The general manager of The Brecon & Express at the time, Peter Travis, spoke to the owner of Tindle Newspapers, Sir Ray Tindle. Sir Ray had bought the newspaper from Powys Newspapers in the late 1990s.

Sir Ray agreed to buy the printers so it could continue, and Peter, David and Colin were able to carry on running the business from the same location.

Peter said: “Sir Ray has been very good to us over the years, he’s been like our guardian angel.”

David said following his retirement, he is looking forward to going walking with his wife Morag, who he met when he joined the printers as she also worked there in the book-binding department.

He said: “It’s strange to think I won’t be getting up to do work in the morning any more, but we had to finish some time.

“Morag keeps saying she’s looking forward to having me home, and that I can learn the machinery at home as well as the machinery at work, like how to use an iron.”

Meanwhile Peter said he’s looking forward to spending more time in his allotment and seeing more of his grandchildren.

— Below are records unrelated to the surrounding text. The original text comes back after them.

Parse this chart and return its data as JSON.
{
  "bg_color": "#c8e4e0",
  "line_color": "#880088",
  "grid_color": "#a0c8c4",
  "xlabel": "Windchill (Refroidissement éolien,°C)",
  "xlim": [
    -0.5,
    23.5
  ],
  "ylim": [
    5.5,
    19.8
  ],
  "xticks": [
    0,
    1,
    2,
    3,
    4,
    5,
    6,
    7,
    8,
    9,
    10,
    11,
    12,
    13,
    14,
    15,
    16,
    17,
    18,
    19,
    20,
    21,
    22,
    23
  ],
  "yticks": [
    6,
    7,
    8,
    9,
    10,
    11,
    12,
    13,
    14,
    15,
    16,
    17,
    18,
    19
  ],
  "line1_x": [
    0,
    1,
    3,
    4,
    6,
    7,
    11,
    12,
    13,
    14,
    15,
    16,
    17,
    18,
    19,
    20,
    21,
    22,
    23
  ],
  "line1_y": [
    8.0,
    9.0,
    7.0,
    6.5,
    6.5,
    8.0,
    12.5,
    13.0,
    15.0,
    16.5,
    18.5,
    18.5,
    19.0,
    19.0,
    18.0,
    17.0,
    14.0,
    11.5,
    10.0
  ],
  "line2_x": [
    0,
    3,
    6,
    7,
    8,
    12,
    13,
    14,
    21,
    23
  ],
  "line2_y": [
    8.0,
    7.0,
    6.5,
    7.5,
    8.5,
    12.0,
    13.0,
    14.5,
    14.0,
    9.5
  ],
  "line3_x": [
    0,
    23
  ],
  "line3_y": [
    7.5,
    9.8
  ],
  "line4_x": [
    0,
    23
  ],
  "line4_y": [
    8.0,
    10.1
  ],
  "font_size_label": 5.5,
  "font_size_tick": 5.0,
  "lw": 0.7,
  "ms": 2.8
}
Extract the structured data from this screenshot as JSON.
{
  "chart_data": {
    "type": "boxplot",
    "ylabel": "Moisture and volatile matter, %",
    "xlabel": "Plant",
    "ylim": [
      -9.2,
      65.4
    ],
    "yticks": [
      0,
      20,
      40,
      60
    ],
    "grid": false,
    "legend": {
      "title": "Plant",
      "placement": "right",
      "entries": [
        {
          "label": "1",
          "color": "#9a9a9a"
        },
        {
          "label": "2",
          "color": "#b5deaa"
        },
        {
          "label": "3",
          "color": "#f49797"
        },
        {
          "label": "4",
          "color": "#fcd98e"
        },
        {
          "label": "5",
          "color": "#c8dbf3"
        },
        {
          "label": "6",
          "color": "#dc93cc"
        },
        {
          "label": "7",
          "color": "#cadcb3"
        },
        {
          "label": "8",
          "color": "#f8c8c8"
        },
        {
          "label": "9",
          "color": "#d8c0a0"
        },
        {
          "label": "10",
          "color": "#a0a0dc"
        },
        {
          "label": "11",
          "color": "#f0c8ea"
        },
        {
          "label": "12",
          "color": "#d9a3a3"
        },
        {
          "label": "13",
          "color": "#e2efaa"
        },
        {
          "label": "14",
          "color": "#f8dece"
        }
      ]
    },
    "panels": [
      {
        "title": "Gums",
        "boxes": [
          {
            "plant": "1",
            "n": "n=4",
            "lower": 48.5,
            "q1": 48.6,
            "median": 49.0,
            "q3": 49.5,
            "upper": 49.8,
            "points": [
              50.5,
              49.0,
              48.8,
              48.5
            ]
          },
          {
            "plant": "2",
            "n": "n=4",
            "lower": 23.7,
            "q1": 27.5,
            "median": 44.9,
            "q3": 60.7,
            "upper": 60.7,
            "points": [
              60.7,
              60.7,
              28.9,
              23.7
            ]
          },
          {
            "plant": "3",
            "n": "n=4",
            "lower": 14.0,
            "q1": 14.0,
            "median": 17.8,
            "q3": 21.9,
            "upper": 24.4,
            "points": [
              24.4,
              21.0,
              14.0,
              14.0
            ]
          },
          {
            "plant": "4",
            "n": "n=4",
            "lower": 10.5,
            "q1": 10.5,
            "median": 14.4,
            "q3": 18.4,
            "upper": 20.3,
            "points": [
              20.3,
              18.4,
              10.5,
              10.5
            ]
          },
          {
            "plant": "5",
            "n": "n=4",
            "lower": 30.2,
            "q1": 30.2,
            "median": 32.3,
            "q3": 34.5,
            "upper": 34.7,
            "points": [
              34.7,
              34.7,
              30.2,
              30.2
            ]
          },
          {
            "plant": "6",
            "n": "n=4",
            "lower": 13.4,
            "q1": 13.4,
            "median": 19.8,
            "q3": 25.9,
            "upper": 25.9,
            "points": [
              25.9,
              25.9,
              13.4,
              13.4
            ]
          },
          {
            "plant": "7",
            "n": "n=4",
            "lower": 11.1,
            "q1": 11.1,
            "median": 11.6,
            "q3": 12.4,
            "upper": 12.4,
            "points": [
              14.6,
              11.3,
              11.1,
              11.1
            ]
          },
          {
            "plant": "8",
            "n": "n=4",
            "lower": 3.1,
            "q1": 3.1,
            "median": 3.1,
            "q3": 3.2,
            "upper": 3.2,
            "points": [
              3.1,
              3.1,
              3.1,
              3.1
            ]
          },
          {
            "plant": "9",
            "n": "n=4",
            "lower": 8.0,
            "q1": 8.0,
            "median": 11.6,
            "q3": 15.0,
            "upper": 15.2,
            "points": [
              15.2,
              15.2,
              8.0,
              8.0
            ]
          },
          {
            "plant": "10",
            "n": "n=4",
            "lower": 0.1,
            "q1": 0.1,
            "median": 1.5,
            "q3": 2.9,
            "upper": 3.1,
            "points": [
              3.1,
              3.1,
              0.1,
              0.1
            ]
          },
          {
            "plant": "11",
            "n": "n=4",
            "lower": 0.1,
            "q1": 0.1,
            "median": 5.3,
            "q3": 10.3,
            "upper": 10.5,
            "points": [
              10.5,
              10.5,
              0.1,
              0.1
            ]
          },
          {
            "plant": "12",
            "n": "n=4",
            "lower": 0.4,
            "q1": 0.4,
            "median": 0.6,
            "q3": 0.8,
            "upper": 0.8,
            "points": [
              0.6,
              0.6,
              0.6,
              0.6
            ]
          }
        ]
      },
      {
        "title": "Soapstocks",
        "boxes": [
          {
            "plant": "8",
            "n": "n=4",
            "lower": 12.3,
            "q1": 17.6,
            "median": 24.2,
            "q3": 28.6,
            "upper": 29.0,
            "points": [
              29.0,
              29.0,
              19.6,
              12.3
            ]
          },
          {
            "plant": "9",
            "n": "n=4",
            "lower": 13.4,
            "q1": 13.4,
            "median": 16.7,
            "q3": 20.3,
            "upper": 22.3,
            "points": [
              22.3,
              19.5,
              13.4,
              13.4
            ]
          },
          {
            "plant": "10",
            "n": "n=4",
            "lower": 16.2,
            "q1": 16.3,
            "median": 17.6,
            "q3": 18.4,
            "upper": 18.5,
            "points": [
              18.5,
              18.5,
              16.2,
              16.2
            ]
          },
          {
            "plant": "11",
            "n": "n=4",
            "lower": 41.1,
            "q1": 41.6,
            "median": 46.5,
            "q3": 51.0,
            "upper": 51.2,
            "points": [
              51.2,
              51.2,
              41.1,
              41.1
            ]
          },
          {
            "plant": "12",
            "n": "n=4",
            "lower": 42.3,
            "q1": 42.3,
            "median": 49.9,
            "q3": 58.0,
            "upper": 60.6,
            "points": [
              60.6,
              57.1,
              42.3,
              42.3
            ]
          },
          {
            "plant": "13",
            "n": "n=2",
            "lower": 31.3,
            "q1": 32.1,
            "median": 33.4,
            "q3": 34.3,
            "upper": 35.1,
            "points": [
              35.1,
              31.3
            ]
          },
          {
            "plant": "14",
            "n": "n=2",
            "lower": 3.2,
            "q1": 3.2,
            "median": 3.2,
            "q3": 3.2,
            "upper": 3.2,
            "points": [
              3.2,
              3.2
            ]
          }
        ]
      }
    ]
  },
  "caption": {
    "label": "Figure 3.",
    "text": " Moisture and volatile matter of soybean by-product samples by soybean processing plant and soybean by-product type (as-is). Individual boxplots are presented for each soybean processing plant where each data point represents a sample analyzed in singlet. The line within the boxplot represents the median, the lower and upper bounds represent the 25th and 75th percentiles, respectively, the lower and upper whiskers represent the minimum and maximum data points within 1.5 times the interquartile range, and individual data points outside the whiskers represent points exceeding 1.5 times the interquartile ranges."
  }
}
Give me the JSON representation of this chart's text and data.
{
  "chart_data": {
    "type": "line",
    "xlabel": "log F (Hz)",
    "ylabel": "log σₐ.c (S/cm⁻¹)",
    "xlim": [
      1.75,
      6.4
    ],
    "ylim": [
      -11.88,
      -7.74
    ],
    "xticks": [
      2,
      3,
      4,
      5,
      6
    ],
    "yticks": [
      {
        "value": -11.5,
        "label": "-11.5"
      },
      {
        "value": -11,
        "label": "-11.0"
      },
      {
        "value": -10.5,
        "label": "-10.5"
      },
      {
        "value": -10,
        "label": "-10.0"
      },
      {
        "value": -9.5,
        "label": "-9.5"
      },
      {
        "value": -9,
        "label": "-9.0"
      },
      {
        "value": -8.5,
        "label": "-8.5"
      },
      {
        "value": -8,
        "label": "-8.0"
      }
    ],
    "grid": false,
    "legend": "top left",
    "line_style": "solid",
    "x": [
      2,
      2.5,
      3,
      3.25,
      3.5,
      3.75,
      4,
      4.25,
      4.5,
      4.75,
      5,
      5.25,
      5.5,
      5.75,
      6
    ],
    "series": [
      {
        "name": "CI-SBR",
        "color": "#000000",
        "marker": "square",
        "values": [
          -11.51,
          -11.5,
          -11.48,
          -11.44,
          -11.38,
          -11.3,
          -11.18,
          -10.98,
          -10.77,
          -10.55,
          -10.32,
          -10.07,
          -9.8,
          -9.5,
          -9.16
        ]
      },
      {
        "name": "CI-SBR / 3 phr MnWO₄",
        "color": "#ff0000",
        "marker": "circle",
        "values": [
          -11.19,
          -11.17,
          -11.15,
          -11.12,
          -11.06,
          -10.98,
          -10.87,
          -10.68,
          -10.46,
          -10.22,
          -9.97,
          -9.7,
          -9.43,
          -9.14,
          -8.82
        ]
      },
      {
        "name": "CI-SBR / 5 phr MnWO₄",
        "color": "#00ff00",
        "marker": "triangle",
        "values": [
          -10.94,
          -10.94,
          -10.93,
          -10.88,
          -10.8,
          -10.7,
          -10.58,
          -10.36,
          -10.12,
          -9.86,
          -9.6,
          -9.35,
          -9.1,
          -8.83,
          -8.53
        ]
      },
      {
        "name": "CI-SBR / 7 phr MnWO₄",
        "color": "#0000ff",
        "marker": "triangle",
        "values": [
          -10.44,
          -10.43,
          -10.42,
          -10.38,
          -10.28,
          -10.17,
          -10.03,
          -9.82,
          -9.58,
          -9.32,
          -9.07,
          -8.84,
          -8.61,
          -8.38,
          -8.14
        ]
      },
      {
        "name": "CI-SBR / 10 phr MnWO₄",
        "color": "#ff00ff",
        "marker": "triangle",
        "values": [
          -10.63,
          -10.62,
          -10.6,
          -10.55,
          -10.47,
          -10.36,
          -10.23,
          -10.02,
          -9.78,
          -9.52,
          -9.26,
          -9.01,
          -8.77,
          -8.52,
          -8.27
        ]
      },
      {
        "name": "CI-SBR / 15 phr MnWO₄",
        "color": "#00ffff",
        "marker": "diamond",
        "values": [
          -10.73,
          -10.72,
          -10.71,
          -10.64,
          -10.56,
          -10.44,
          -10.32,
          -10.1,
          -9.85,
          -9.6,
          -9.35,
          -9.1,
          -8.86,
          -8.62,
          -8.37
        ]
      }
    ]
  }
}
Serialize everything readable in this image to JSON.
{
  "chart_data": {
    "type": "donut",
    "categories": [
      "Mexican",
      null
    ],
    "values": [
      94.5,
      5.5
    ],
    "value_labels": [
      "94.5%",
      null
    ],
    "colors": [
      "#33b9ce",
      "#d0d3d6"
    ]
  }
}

He said: “I’m looking forward to getting in my allotment, I’m old enough to retire anyway. I’m also looking forward to being able to help with my grandkids.”

The two printers also commented that over the years they’ve seen big changes in both the paper and the town. They said when they started at the printers, Brecon was a very busy and “labour-intense” town, with an electricity board, builders and a slaughter house – most of which offered apprenticeships for 15-year-olds leaving schools.

Since they made their decision to retire, Peter and David said they have been amazed by the reaction. David said: “We’ve had customers almost crying in here when we’ve told them or they’ve seen the notice in the window – they’ve been rushing their work in for us and saying ‘how are we going to manage without you?’ We’ve also had customers bringing presents in for us like chocolate.”

Peter said: “Fair play to them – we’ve had loyal customers, very loyal customers over the years.”